The Federal Reserve should guide the US economy toward lower inflation, without
The Fed confirmed what the next steps are to try to reduce inflation in the United States: two half-point rate hikes for next month and for July. In this way, the financial authority confirmed its path and dispelled any doubts investors may have about the short -term global scenario. Wall Street stocks, which started the day higher, responded with gains.
The Federal Reserve has published minutes of its last monetary policy meeting last May 4, which indicated that the organism was directed to further tighten its measures to attack inflation, and speaks of renounce its “neutral” position to face a “strict” policy.
“A strict policy stance may be appropriate depending on the evolution of the economic outlook and the risks to it,” the minutes said.
As Fed Chairman Jerome Powell previously explained, “neutral” policy seeks to achieve a “soft landing”, that is, to lower inflation without the economy experiencing a recession. In this way, the organism It will repeat the last rate adjustment, by 50 key points, and try a similar increase again in July.
On this path, US interest rates could end up between 2.5% and 2.75% by the end of the year. However, the market does not exclude that if the Fed decides to further tighten its stance up to 3% per year in December.
The agency also repeated that to reduce liquidity will begin in June to reduce your bond balance, which reached $ 9 trillion during the flexible policy it applied during the pandemic. Sales of this paper will increase from 47.5 billion per month in June and July to $ 95 billion per month in August.

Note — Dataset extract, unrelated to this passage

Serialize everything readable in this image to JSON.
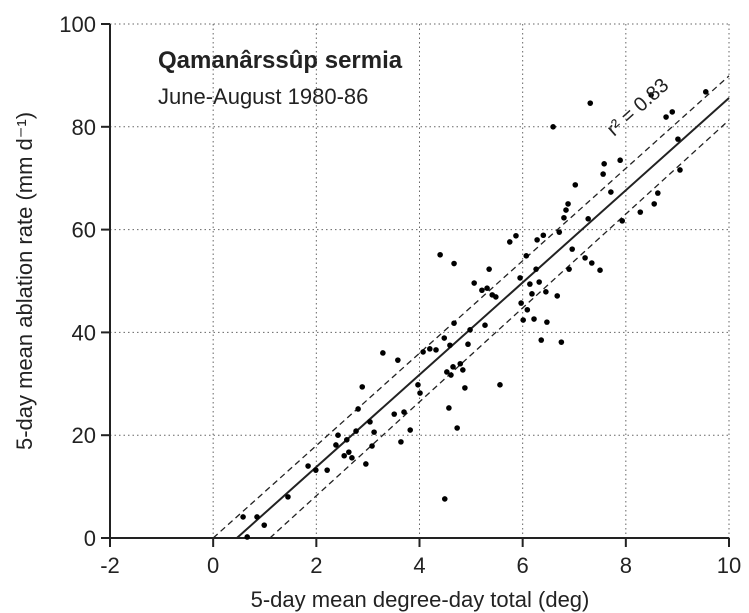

The minutes expressed concern on the part of some officials regarding the impact of the measures to be taken for various sectors of the economy.
“Some participants commented on financial stability and noted that monetary policy restrictions could interact with weaknesses related to the liquidity of Treasury securities markets and the intermediation capacity of the private sector,” the minutes indicates.

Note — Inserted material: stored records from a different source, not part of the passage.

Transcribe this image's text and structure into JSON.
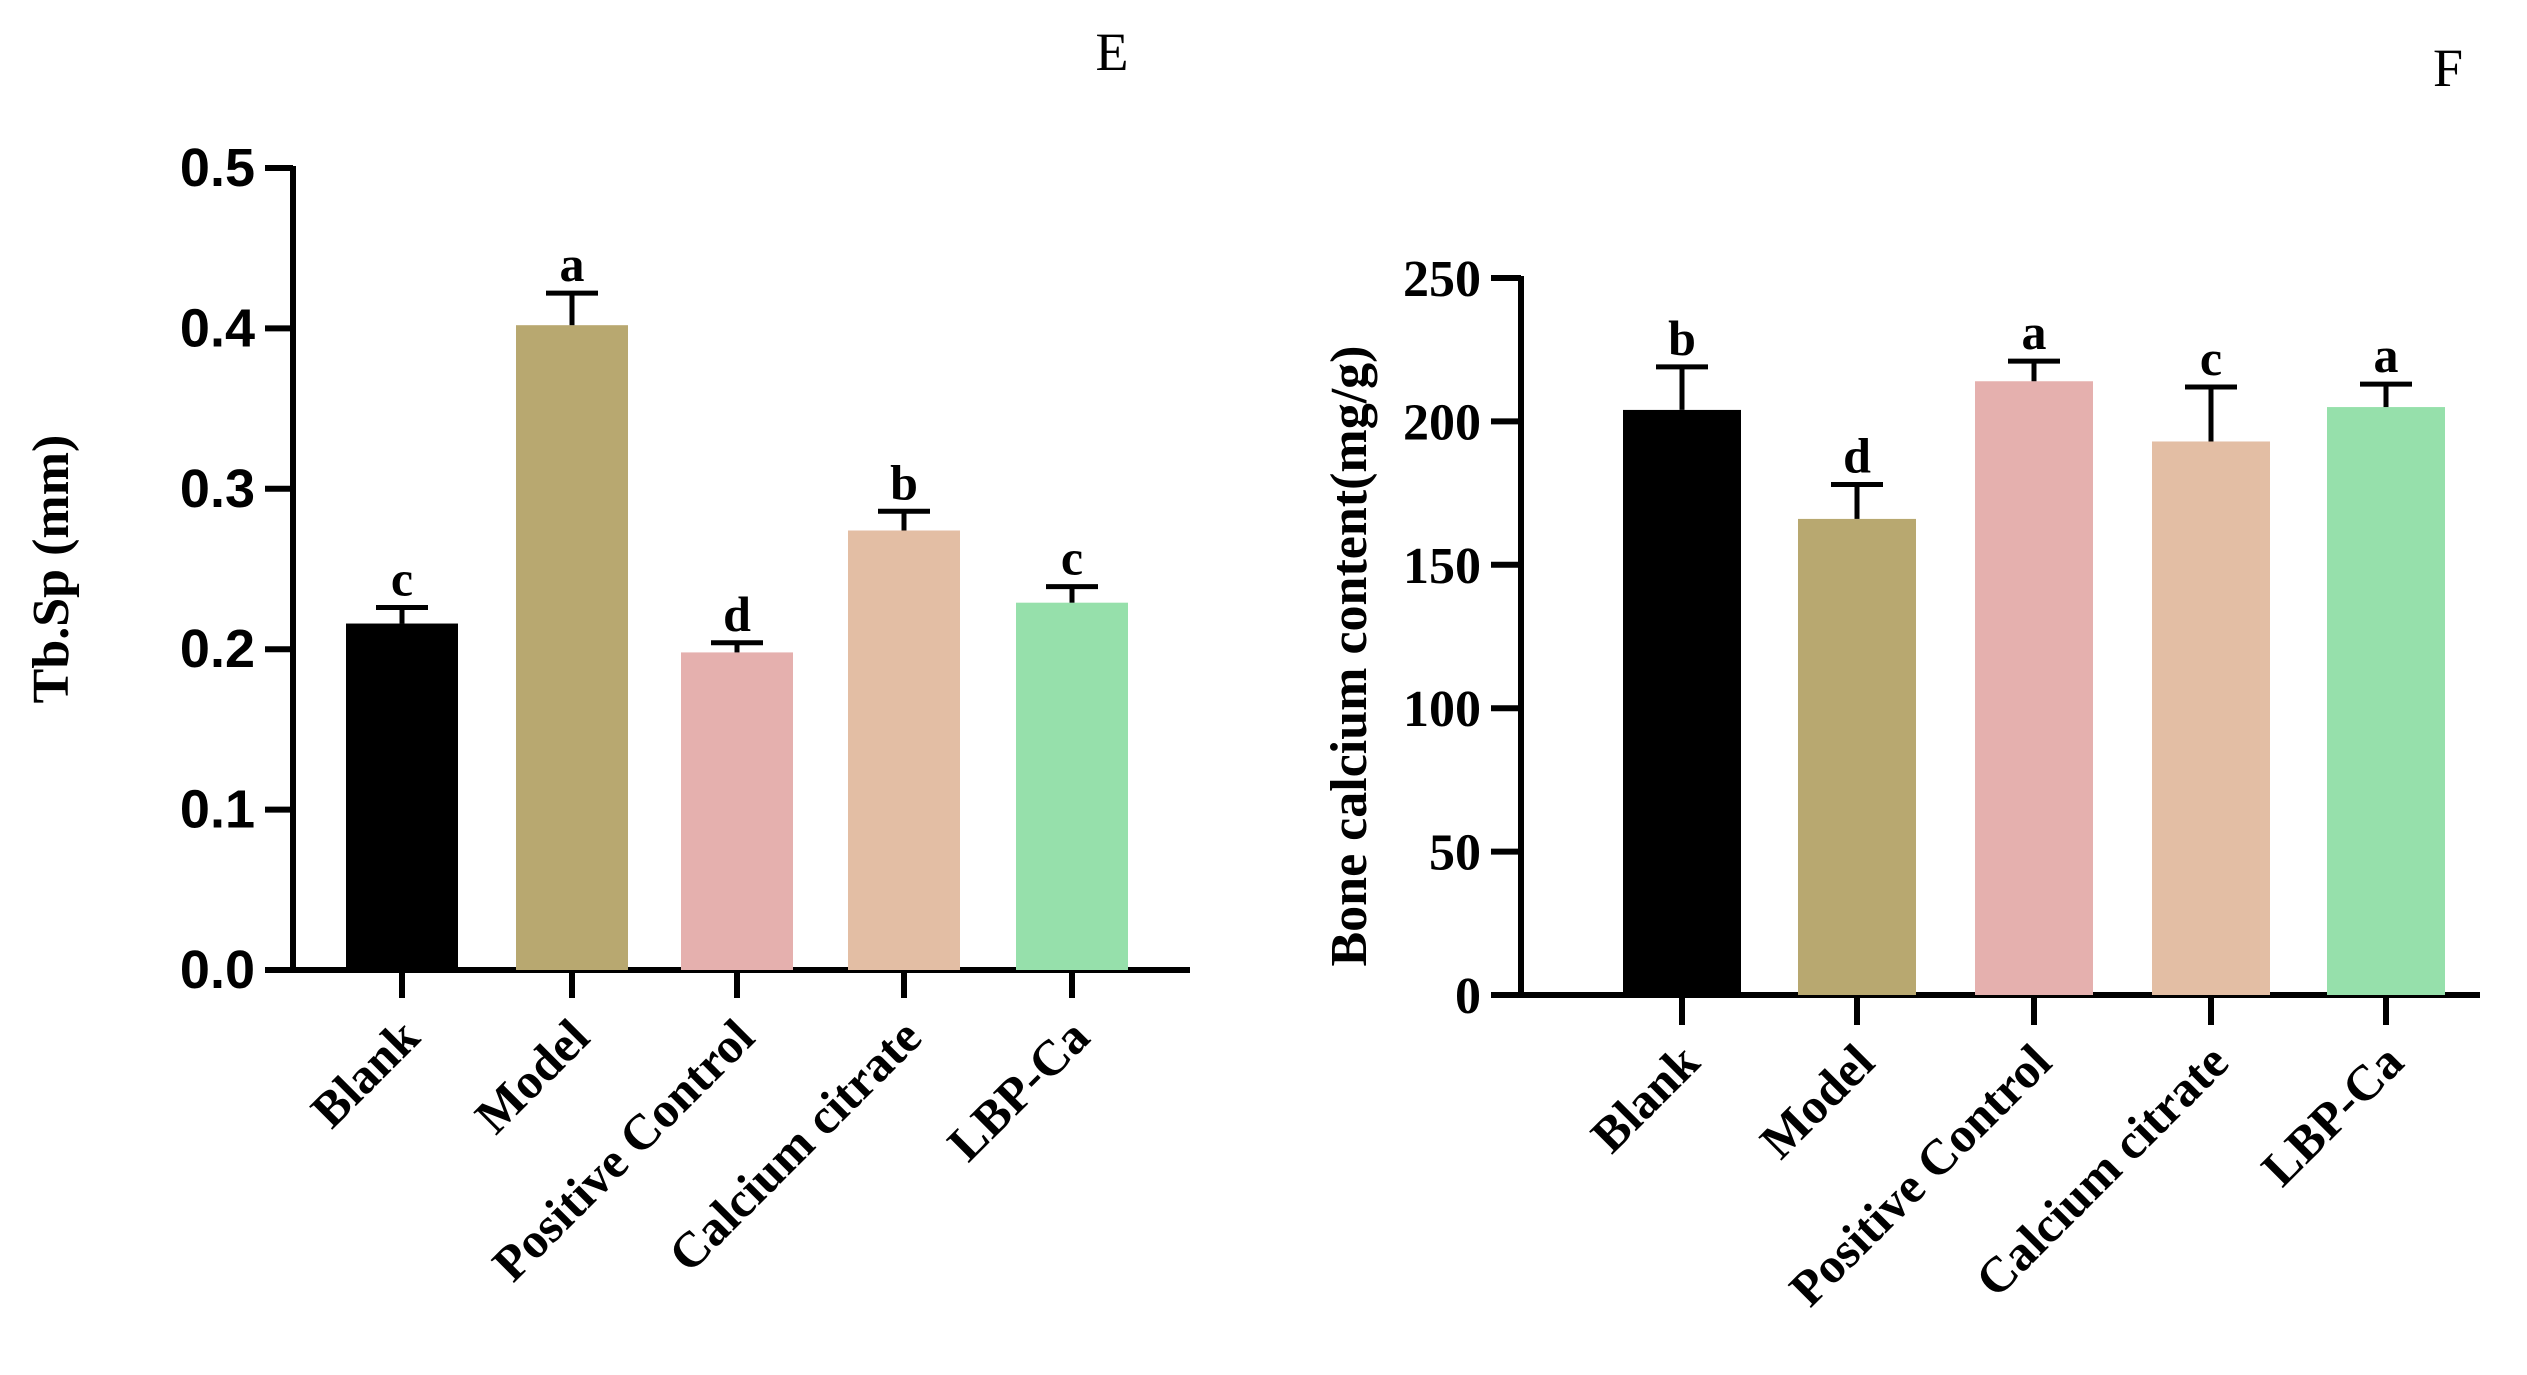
{
  "chart_data": [
    {
      "panel": "E",
      "type": "bar",
      "title": "",
      "xlabel": "",
      "ylabel": "Tb.Sp (mm)",
      "ylim": [
        0,
        0.5
      ],
      "yticks": [
        "0.0",
        "0.1",
        "0.2",
        "0.3",
        "0.4",
        "0.5"
      ],
      "categories": [
        "Blank",
        "Model",
        "Positive Control",
        "Calcium citrate",
        "LBP-Ca"
      ],
      "values": [
        0.216,
        0.402,
        0.198,
        0.274,
        0.229
      ],
      "errors": [
        0.01,
        0.02,
        0.006,
        0.012,
        0.01
      ],
      "labels": [
        "c",
        "a",
        "d",
        "b",
        "c"
      ],
      "colors": [
        "#000000",
        "#b8a870",
        "#e5b0ae",
        "#e3bea4",
        "#96e0ab"
      ]
    },
    {
      "panel": "F",
      "type": "bar",
      "title": "",
      "xlabel": "",
      "ylabel": "Bone calcium content(mg/g)",
      "ylim": [
        0,
        250
      ],
      "yticks": [
        "0",
        "50",
        "100",
        "150",
        "200",
        "250"
      ],
      "categories": [
        "Blank",
        "Model",
        "Positive Control",
        "Calcium citrate",
        "LBP-Ca"
      ],
      "values": [
        204,
        166,
        214,
        193,
        205
      ],
      "errors": [
        15,
        12,
        7,
        19,
        8
      ],
      "labels": [
        "b",
        "d",
        "a",
        "c",
        "a"
      ],
      "colors": [
        "#000000",
        "#b8a870",
        "#e5b0ae",
        "#e3bea4",
        "#96e0ab"
      ]
    }
  ]
}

“Participants consider it important quickly move towards a neutral monetary policy. They also indicated that a strict policy is something that may be appropriate, ”the minutes said.
And while some Fed officials said the data began to indicate that inflation “may have stopped worsening,” the consensus is that es “too early to be confident that inflation will rise.”
On May 4, the Fed announced a half-point rate increase, the largest in more than two decades, since the last time the U.S. central bank announced an increase of this magnitude was in 2000.